Google Alphabet increased its revenue in the second quarter that ended on June 30 by 26%, surpassing Wall Street expectations to make a profit of $3.2 billion, despite suffering a hefty $5 billion EU fine.
With more growth recorded from YouTube and search engine, Google would have made $32.6 billion in revenue and $8.2 billion in profit if we exclude the fine by EU. That works out to $11.75 earnings per share (EPS), slightly higher than the average estimate of $9.64 EPS by analysts, according to FactSet. With the fine included, Alphabet has a report of $4.54 EPS, which is down from last year’s $5.01.
“We delivered another quarter of very strong performance, with revenues of $32.7 billion, up 26 percent versus the second quarter of 2017 and 23 percent on a constant currency basis,” Alphabet CFO Ruth Porat said in a statement.
Google could worth more than the current market capital
Morgan Stanley analyst Brian Nowak opines that Google would pip it’s counterparts on the race for $1 trillion market capitalization if it could disclose the business more to investors. Other companies, including Amazon and Microsoft, provide a clear recurring disclosure which “enable investors to better understand and value underlying business drivers and opportunities,” said Nowak, reported by Market Insider. Google Alphabet $1 trillion dollar market capitalization race requires a drive towards achieving approximately $1,400 per share to make this happen.
Alphabet’s market capital is currently around $864.05 billion as of July 23, 2018, according to ycharts. Google stock jumped by 5% in after-hours trading on Monday, with class A shares trading more than $1,254 per share as of 23 Jul, 4:00 PM GMT-4, that more than the formal $1,221.59 intraday record. Alphabet class A stock has increased by 15% since this year.
Earlier this year, Alphabet’s search engine represented an estimated market capitalization of $410 billion while YouTube was sitting at about $160 billion. That amounted to a total of $570 for the two wealthiest Alphabet’s division. Analyst Nowak considered both divisions to be doing just fine alongside its cloud platform estimated to worth $45 billion and $75 billion for self-serving car Waymo. These provided $690 billion from Alphabet’s market capitalization of around $726 billion as of February 2018, leaving other of its assets like Google hardware units, Fibre, Google Play, X, DeepMind, Verily, and venture capital at just $36 billion. This value is a lot less than the divisions’ worth, argued Nowak in February. Google Alphabet has the potential of becoming the first company to hit the $1 trillion mark if the divisions are properly valued to attract investors.

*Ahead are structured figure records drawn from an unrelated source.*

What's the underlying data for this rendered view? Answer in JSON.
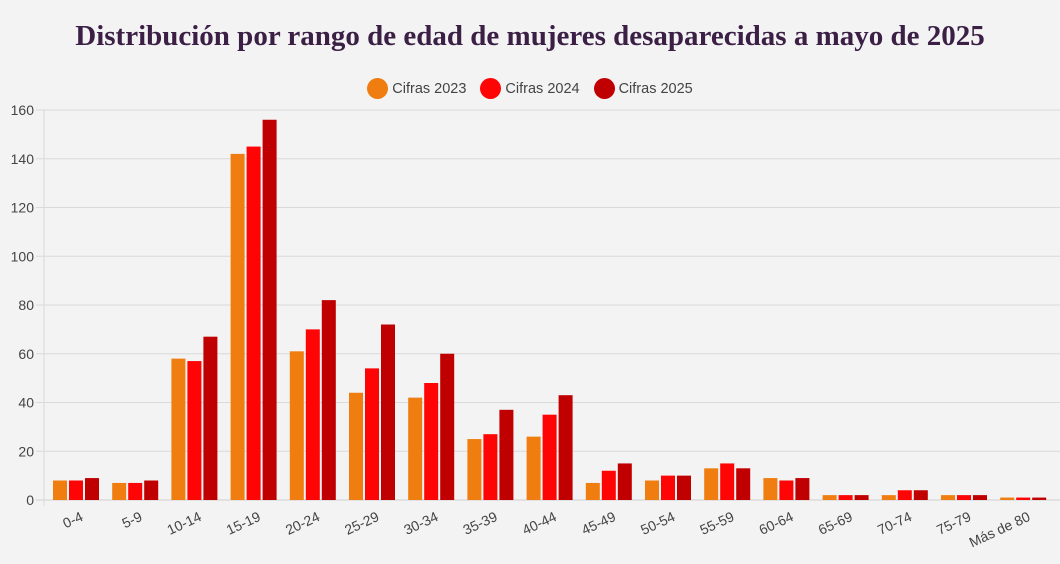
{
  "chart_data": {
    "type": "bar",
    "title": "Distribución por rango de edad de mujeres desaparecidas a mayo de 2025",
    "xlabel": "",
    "ylabel": "",
    "ylim": [
      0,
      160
    ],
    "yticks": [
      0,
      20,
      40,
      60,
      80,
      100,
      120,
      140,
      160
    ],
    "grid": true,
    "legend_position": "top-center",
    "categories": [
      "0-4",
      "5-9",
      "10-14",
      "15-19",
      "20-24",
      "25-29",
      "30-34",
      "35-39",
      "40-44",
      "45-49",
      "50-54",
      "55-59",
      "60-64",
      "65-69",
      "70-74",
      "75-79",
      "Más de 80"
    ],
    "series": [
      {
        "name": "Cifras 2023",
        "color": "#f07d0f",
        "values": [
          8,
          7,
          58,
          142,
          61,
          44,
          42,
          25,
          26,
          7,
          8,
          13,
          9,
          2,
          2,
          2,
          1
        ]
      },
      {
        "name": "Cifras 2024",
        "color": "#fe0404",
        "values": [
          8,
          7,
          57,
          145,
          70,
          54,
          48,
          27,
          35,
          12,
          10,
          15,
          8,
          2,
          4,
          2,
          1
        ]
      },
      {
        "name": "Cifras 2025",
        "color": "#c00000",
        "values": [
          9,
          8,
          67,
          156,
          82,
          72,
          60,
          37,
          43,
          15,
          10,
          13,
          9,
          2,
          4,
          2,
          1
        ]
      }
    ]
  }
}
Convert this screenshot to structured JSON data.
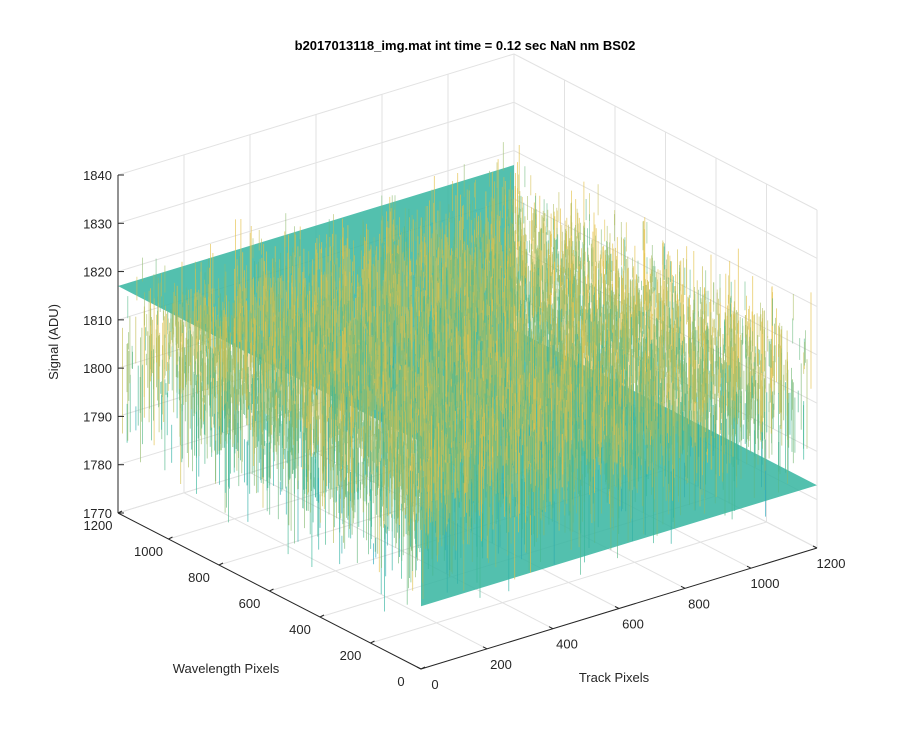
{
  "chart_data": {
    "type": "surface",
    "title": "b2017013118_img.mat int time = 0.12 sec  NaN nm BS02",
    "xlabel": "Track Pixels",
    "ylabel": "Wavelength Pixels",
    "zlabel": "Signal (ADU)",
    "xlim": [
      0,
      1200
    ],
    "ylim": [
      0,
      1200
    ],
    "zlim": [
      1770,
      1840
    ],
    "xticks": [
      "0",
      "200",
      "400",
      "600",
      "800",
      "1000",
      "1200"
    ],
    "yticks": [
      "0",
      "200",
      "400",
      "600",
      "800",
      "1000",
      "1200"
    ],
    "zticks": [
      "1770",
      "1780",
      "1790",
      "1800",
      "1810",
      "1820",
      "1830",
      "1840"
    ],
    "grid": true,
    "colormap": "parula",
    "surface": {
      "x_extent": [
        0,
        1200
      ],
      "y_extent": [
        0,
        1200
      ],
      "mean": 1800,
      "spread": [
        1783,
        1817
      ],
      "spike_range": [
        1774,
        1826
      ]
    },
    "colors": {
      "low": "#1f9ad6",
      "mid": "#37b89a",
      "high": "#e6c24a",
      "axis": "#262626",
      "grid": "#e2e2e2"
    }
  }
}
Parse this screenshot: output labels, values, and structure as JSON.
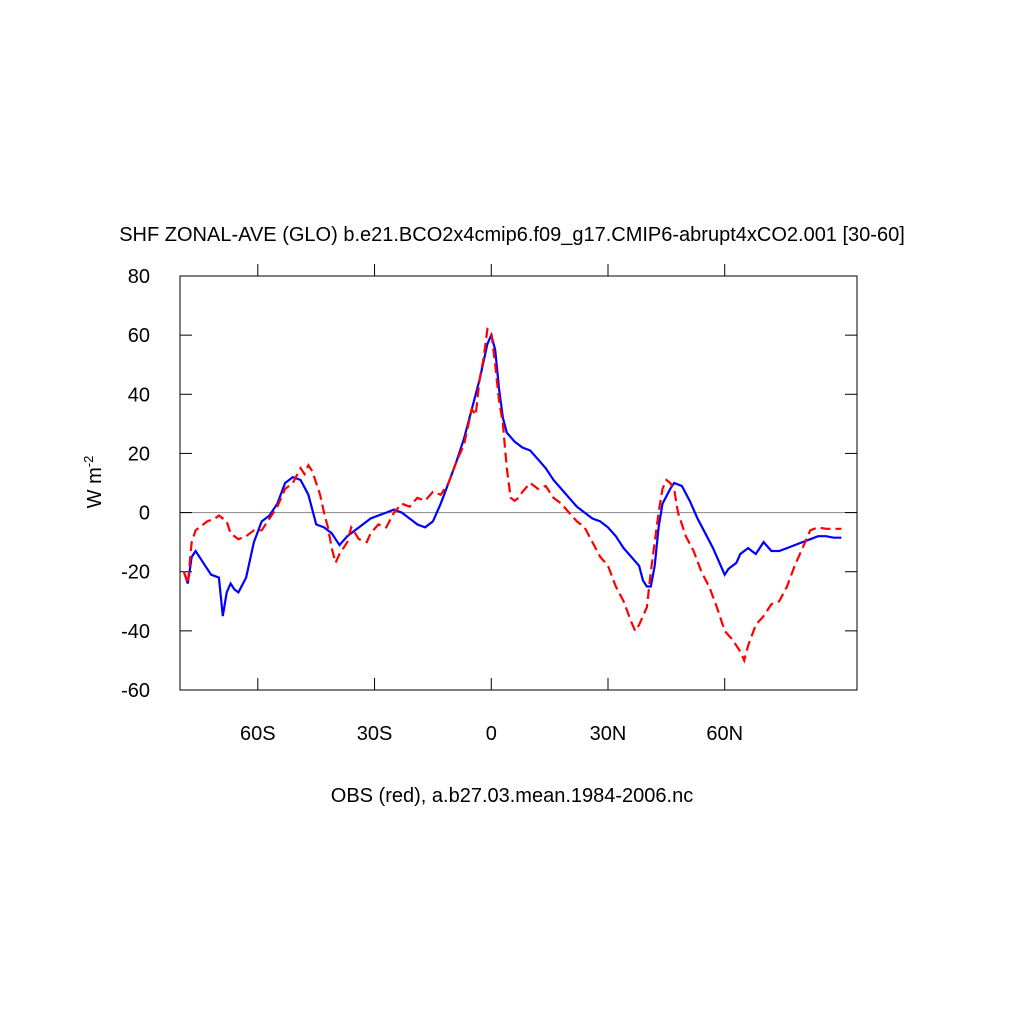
{
  "chart_data": {
    "type": "line",
    "title": "SHF ZONAL-AVE (GLO) b.e21.BCO2x4cmip6.f09_g17.CMIP6-abrupt4xCO2.001 [30-60]",
    "x_label": "OBS (red), a.b27.03.mean.1984-2006.nc",
    "y_label": "W m",
    "y_label_sup": "-2",
    "xlim": [
      -80,
      94
    ],
    "xticks": [
      {
        "value": -60,
        "label": "60S"
      },
      {
        "value": -30,
        "label": "30S"
      },
      0,
      {
        "value": 30,
        "label": "30N"
      },
      {
        "value": 60,
        "label": "60N"
      }
    ],
    "ylim": [
      -60,
      80
    ],
    "yticks": [
      -60,
      -40,
      -20,
      0,
      20,
      40,
      60,
      80
    ],
    "series": [
      {
        "color": "#0000ff",
        "dashed": false,
        "x": [
          -79,
          -78,
          -77,
          -76,
          -74,
          -72,
          -70,
          -69,
          -68,
          -67,
          -66,
          -65,
          -63,
          -61,
          -59,
          -57,
          -55,
          -53,
          -51,
          -49,
          -47,
          -45,
          -43,
          -41,
          -39,
          -37,
          -35,
          -33,
          -31,
          -29,
          -27,
          -25,
          -23,
          -21,
          -19,
          -17,
          -15,
          -13,
          -11,
          -9,
          -7,
          -5,
          -3,
          -1,
          0,
          1,
          2,
          3,
          4,
          6,
          8,
          10,
          12,
          14,
          16,
          18,
          20,
          22,
          24,
          26,
          28,
          30,
          32,
          34,
          36,
          38,
          39,
          40,
          41,
          42,
          43,
          44,
          46,
          47,
          49,
          51,
          53,
          55,
          57,
          59,
          60,
          61,
          63,
          64,
          66,
          68,
          70,
          72,
          74,
          76,
          78,
          80,
          82,
          84,
          86,
          88,
          90
        ],
        "values": [
          -20,
          -24,
          -15,
          -13,
          -17,
          -21,
          -22,
          -35,
          -27,
          -24,
          -26,
          -27,
          -22,
          -10,
          -3,
          -1,
          3,
          10,
          12,
          11,
          6,
          -4,
          -5,
          -7,
          -11,
          -8,
          -6,
          -4,
          -2,
          -1,
          0,
          1,
          0,
          -2,
          -4,
          -5,
          -3,
          3,
          10,
          17,
          25,
          35,
          45,
          57,
          60,
          55,
          42,
          32,
          27,
          24,
          22,
          21,
          18,
          15,
          11,
          8,
          5,
          2,
          0,
          -2,
          -3,
          -5,
          -8,
          -12,
          -15,
          -18,
          -23,
          -25,
          -25,
          -18,
          -5,
          3,
          8,
          10,
          9,
          4,
          -2,
          -7,
          -12,
          -18,
          -21,
          -19,
          -17,
          -14,
          -12,
          -14,
          -10,
          -13,
          -13,
          -12,
          -11,
          -10,
          -9,
          -8,
          -8,
          -8.5,
          -8.5
        ]
      },
      {
        "color": "#ff0000",
        "dashed": true,
        "x": [
          -79,
          -78,
          -77,
          -76,
          -75,
          -73,
          -71,
          -70,
          -68,
          -67,
          -65,
          -63,
          -61,
          -59,
          -57,
          -55,
          -53,
          -51,
          -49,
          -48,
          -47,
          -46,
          -45,
          -44,
          -43,
          -42,
          -41,
          -40,
          -39,
          -37,
          -36,
          -34,
          -32,
          -31,
          -29,
          -27,
          -25,
          -23,
          -21,
          -19,
          -17,
          -15,
          -13,
          -11,
          -9,
          -7,
          -5,
          -4,
          -3,
          -2,
          -1,
          0,
          1,
          2,
          3,
          4,
          5,
          6,
          7,
          8,
          10,
          12,
          14,
          16,
          18,
          20,
          22,
          24,
          26,
          28,
          30,
          32,
          34,
          36,
          37,
          38,
          40,
          41,
          42,
          43,
          44,
          45,
          46,
          47,
          48,
          50,
          52,
          54,
          56,
          58,
          60,
          62,
          64,
          65,
          66,
          68,
          70,
          72,
          74,
          76,
          78,
          80,
          82,
          84,
          86,
          88,
          90
        ],
        "values": [
          -20,
          -24,
          -10,
          -6,
          -5,
          -3,
          -2,
          -1,
          -3,
          -7,
          -9,
          -8,
          -6,
          -6,
          -2,
          2,
          8,
          10,
          15,
          13,
          16,
          14,
          10,
          6,
          0,
          -5,
          -12,
          -17,
          -14,
          -10,
          -5,
          -9,
          -10,
          -7,
          -4,
          -5,
          0,
          3,
          2,
          5,
          4,
          7,
          6,
          10,
          17,
          23,
          35,
          33,
          45,
          52,
          62,
          61,
          50,
          38,
          30,
          15,
          5,
          4,
          5,
          7,
          10,
          8,
          9,
          5,
          3,
          0,
          -3,
          -5,
          -10,
          -15,
          -18,
          -25,
          -30,
          -37,
          -40,
          -38,
          -32,
          -20,
          -10,
          0,
          8,
          11,
          10,
          8,
          0,
          -8,
          -13,
          -20,
          -25,
          -32,
          -40,
          -43,
          -47,
          -50,
          -45,
          -38,
          -35,
          -31,
          -30,
          -25,
          -18,
          -12,
          -6,
          -5,
          -5.5,
          -5.5,
          -5.5
        ]
      }
    ]
  }
}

Google executives revealed that a major part of the company’s revenue growth came from the expansion of Google’ cloud computing business and its mobile advertising business. The undervalued divisions are yet to gain light.
Rading Analysis founder Todd Gordon said Alphabet stock is poised to “surge north of $1,500 per share and as high as $1,700”, according to CNBC. However, this would compete subtly with the next financial statement from Apple and Amazon already at $941 billion and $880 billion respectively on the race that appears to be priciest horse race of all time.